Despite GDPR being just 85 days away from being implemented, up to 90 percent of small businesses in the UK are still unprepapared for the landmark data protection legislation, the Federation of Small Businesses (FSB) has warned.
Even though GDPR is less than three months away, 33 percent of small businesses in the UK haven’t started preparing for it, and only 35 percent are in the early stages of preparation.
According to a survey conducted by the FSB, only 8 percent of small businesses, that account for a a majority of 5.7 million private sector businesses in the UK, are truly prepared for GDPR, while the rest are either not preparing at all, are in early states of preparation, or are actively preparing for the landmark data protection legislation.
“The GDPR is the biggest shake-up in data protection to date and many small businesses will be concerned that the changes will be too much to handle. It’s clear that a large part of the small business community is still unaware of the steps that they need to take to comply and may be left playing catch-up,” said Mike Cherry, National Chairman of the FSB.

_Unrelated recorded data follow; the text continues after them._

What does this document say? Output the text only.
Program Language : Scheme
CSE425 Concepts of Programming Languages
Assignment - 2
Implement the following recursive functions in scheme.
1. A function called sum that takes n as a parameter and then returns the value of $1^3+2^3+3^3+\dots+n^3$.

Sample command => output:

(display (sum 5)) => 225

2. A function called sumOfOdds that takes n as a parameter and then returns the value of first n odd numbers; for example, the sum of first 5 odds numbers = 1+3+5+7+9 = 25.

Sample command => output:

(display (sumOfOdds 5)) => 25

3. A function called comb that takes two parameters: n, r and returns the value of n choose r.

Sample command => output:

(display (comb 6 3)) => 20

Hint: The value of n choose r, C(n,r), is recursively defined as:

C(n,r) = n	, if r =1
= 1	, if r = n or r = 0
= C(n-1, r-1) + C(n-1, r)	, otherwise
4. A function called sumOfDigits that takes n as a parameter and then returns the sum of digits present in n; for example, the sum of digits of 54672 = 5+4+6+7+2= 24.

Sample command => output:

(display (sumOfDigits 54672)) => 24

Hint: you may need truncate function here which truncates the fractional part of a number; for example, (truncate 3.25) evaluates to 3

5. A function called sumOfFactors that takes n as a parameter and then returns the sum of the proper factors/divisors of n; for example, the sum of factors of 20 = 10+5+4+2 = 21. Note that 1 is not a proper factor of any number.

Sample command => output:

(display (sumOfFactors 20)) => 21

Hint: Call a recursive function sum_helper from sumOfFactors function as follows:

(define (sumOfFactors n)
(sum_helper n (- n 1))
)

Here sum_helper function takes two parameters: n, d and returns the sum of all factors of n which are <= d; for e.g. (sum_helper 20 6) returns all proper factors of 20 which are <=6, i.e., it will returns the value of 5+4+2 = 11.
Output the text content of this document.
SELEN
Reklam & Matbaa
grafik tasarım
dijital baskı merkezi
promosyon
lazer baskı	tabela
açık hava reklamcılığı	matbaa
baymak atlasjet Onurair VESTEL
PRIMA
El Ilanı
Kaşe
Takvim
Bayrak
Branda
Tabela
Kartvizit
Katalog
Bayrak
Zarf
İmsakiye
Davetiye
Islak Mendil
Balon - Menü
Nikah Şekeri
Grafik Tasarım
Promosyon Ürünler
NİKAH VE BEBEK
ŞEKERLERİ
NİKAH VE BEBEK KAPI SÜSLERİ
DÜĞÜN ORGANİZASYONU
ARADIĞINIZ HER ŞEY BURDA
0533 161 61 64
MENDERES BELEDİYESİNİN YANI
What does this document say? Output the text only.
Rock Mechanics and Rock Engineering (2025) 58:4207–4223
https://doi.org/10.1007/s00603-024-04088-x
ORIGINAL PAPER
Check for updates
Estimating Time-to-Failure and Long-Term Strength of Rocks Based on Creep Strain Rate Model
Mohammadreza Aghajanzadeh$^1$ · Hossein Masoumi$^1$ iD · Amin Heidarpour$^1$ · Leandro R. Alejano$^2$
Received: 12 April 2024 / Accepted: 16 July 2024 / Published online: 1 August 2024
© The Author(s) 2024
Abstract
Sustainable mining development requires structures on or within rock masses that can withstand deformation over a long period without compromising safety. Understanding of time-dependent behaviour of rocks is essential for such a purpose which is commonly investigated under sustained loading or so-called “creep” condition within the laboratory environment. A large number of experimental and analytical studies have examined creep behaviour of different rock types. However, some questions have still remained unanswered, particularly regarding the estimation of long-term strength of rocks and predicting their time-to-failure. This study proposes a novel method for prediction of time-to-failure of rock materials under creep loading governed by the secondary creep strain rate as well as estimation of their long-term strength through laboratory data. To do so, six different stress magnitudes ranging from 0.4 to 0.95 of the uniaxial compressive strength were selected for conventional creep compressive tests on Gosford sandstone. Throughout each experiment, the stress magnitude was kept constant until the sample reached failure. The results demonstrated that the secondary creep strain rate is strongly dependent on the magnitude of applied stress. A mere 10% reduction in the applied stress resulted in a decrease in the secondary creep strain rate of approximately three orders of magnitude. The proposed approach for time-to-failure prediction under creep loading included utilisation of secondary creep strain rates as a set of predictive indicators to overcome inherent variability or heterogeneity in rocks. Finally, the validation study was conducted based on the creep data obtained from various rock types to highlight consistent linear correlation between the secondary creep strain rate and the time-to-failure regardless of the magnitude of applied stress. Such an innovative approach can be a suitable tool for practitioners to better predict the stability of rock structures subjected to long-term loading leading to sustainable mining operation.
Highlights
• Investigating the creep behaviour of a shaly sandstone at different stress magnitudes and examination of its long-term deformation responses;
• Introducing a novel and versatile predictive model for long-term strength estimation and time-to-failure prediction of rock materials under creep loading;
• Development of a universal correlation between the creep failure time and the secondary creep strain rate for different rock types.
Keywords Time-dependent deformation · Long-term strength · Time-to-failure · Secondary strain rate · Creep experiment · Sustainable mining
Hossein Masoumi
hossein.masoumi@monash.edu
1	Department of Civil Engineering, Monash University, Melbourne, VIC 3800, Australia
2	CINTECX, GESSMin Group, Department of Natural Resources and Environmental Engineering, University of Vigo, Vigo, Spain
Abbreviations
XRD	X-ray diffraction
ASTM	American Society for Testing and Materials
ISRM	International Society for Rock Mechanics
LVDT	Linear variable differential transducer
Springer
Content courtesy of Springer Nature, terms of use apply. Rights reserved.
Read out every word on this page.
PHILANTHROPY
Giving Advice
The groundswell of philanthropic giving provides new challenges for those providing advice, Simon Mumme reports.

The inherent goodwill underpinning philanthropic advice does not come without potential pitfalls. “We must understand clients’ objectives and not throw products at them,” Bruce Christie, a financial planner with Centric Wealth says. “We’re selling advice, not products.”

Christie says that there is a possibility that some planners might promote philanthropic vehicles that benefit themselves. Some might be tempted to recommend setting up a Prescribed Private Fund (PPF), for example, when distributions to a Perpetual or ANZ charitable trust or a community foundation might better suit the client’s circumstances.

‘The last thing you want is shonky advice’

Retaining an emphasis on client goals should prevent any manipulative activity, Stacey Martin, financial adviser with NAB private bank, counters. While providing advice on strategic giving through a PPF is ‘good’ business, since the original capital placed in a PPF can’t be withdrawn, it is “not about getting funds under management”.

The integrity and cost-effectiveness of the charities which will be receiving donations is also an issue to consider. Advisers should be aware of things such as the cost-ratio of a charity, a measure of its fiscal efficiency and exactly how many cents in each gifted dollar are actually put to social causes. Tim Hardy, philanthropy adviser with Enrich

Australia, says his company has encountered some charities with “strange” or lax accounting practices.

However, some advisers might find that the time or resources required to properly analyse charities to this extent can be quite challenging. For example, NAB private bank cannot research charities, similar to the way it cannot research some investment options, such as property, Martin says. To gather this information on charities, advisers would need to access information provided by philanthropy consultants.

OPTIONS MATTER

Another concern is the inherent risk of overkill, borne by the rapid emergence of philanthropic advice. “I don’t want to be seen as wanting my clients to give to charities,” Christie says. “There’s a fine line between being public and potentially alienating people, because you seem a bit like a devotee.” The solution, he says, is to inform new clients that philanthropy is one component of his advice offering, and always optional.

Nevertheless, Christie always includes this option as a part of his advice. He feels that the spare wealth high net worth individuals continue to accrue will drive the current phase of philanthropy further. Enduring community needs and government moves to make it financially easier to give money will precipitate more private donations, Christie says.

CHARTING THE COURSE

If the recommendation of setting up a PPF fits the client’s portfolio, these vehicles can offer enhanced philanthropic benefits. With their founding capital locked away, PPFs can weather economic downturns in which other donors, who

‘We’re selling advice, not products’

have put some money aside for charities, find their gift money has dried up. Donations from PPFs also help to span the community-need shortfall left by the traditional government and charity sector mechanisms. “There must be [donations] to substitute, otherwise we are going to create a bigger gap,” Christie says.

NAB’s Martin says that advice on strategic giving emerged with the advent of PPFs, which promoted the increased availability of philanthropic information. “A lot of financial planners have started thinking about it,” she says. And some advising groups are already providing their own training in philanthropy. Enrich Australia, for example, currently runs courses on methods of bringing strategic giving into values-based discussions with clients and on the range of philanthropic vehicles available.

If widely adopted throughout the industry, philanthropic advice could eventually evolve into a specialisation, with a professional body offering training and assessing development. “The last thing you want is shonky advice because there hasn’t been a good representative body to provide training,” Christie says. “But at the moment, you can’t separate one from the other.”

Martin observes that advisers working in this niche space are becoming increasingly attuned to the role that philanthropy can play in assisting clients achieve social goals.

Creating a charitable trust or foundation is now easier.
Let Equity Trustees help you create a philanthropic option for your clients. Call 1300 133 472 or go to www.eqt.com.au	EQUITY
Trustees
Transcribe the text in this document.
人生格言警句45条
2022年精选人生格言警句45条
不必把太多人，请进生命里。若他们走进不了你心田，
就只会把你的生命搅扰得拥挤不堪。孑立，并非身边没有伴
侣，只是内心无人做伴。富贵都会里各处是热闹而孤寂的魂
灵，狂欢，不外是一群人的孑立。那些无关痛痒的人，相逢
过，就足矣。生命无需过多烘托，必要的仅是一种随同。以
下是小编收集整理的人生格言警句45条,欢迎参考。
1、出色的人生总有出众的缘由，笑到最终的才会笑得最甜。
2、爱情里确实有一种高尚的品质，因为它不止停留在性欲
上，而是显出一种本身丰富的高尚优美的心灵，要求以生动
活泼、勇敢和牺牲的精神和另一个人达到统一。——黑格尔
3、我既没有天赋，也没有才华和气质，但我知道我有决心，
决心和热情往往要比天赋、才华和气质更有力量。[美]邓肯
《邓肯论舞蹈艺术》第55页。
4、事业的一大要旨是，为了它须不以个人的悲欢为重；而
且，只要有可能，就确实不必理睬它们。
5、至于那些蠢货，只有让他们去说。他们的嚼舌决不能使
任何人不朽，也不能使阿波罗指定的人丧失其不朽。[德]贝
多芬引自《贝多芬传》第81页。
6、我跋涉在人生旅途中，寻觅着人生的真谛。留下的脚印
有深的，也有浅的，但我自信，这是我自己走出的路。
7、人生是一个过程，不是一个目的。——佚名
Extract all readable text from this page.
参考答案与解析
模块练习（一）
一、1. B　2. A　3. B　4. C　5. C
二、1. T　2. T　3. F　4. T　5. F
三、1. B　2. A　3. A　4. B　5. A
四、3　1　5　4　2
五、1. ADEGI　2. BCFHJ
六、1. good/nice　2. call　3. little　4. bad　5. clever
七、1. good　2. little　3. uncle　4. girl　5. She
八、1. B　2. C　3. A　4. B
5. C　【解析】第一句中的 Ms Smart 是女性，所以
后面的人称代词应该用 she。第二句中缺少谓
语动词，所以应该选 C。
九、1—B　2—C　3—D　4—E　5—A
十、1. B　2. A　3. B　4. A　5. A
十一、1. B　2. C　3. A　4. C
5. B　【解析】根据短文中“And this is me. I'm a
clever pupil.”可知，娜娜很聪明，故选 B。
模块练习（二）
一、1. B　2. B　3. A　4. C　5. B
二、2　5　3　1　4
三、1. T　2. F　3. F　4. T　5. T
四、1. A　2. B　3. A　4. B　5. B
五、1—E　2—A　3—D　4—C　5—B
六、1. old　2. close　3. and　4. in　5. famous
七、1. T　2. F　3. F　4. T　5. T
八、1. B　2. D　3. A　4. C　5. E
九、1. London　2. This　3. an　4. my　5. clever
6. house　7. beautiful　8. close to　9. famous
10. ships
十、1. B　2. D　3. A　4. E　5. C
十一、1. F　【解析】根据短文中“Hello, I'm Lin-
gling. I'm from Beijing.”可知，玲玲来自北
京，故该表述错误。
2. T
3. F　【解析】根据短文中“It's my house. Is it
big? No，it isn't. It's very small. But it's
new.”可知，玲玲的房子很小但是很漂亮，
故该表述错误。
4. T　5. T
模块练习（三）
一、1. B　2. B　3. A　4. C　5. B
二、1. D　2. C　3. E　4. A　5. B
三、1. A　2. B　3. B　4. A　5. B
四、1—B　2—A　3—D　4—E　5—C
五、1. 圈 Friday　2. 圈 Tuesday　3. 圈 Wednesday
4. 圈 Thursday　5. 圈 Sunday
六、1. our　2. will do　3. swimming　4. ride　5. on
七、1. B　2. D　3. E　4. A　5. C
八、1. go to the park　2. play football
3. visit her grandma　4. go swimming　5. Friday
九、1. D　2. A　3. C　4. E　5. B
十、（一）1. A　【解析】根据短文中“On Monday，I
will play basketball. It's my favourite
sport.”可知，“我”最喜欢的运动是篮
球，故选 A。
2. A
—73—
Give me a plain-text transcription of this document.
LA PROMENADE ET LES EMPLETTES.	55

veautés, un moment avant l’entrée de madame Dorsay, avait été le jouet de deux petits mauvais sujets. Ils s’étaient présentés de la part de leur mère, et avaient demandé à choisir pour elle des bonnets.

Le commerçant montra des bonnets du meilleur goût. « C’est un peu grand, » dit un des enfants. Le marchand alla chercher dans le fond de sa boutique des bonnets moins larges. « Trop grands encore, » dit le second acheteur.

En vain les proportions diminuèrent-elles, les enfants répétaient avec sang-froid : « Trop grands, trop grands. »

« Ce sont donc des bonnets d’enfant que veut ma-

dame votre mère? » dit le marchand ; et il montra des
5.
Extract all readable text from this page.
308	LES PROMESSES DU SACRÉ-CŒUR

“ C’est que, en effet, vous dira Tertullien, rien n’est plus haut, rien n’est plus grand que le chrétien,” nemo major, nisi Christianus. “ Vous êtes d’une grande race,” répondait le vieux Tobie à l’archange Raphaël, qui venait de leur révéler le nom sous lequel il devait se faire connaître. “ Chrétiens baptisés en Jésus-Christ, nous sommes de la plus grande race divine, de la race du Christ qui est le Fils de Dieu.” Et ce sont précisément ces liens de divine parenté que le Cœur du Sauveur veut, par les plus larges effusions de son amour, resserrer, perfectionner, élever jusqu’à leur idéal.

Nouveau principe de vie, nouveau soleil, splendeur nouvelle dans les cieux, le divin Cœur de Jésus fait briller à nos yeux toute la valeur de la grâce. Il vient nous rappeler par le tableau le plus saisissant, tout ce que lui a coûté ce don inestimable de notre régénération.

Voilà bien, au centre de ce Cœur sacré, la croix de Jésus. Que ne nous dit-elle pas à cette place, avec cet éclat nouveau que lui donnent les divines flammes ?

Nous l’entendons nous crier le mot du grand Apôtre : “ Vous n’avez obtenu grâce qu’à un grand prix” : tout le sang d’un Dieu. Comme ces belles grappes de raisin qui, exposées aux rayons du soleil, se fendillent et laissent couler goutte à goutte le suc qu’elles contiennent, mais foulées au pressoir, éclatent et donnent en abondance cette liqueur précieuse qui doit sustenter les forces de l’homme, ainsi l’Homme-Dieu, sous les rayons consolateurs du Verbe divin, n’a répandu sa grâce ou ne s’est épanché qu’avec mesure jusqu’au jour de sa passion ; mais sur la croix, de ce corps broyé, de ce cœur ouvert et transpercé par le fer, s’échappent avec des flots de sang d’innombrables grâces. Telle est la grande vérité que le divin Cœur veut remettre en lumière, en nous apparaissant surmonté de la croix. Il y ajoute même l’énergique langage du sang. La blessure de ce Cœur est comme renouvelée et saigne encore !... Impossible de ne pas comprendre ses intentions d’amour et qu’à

“With less than 100 days until the changes come into force, the attention now shifts to the Information Commissioner’s Office and whether it can effectively manage the demands of small businesses seeking advice and guidance. It is vital that smaller firms looking for this support, either by phone or the web, are able to get it easily.”
According to the FSB, more than half (52 percent) of all small businesses are planning to approach the Information Commissioner’s Office for advise on how to prepare for GDPR as there are fears that some of them will not be ready for GDPR by the time it will come into force.
“Non-compliance must initially be dealt with in a light touch manner instead of handing down tough penalties. There must be a willingness to play a supportive role in ensuring that small businesses can and are able to comply. The ICO will be critical to creating an environment which focuses on education and prevention and not punishment,” Cherry added.
The FSB added that complying with data protection laws is not only time-consuming but costly for small businesses as well. As many as 60 percent of small businesses told the group that complying with data protection either affected their profits or limited their workforce expansion plans.
“On average small firms will spend seven hours per month meeting their data protection obligations which equates to £1,075 per year. The direct cost of complying comes in at £508 per year. These costs will continue to grow with GDPR and further data protection regulation, such as ePrivacy, coming into force,” it noted.
Responding to the survey’s findings, Information Commissioner Elizabeth Denham said that even though GDPR would empower her office to impose large fines, the law is not only about fines but about “putting the consumer and citizen first, and rebalancing data relationships and trust between individuals and organisations.”
“The report tells us that many small and medium-sized organisations are preparing for the new data protection laws but some still have to make a start. The ICO’s website offers a number of ways in which organisations of all sizes, and all sectors, can self-serve to get the help they need. We will study the survey findings carefully to see if we can improve the help we offer.
“We also know that many representative bodies and sector associations are also providing excellent GDPR advice and support for their members,” she added.
This isn’t the first time that failure of small businesses in complying with data protection laws has been exposed. In October last year, a survey conducted by Duo Security in partnership with YouGov revealed that 45% of small business owners shared a belief that they will never be targeted by cyber criminals. Thanks to this notion, 38% of them told the surveyors that they would spend nothing at all to protect themselves from cyber security threats.
The Duo Security survey also revealed that while 47% of small business owners considered cyber security as too expensive, they viewed the lack of knowledge on combating cyber threats as a bigger issue compared to money or employee awareness.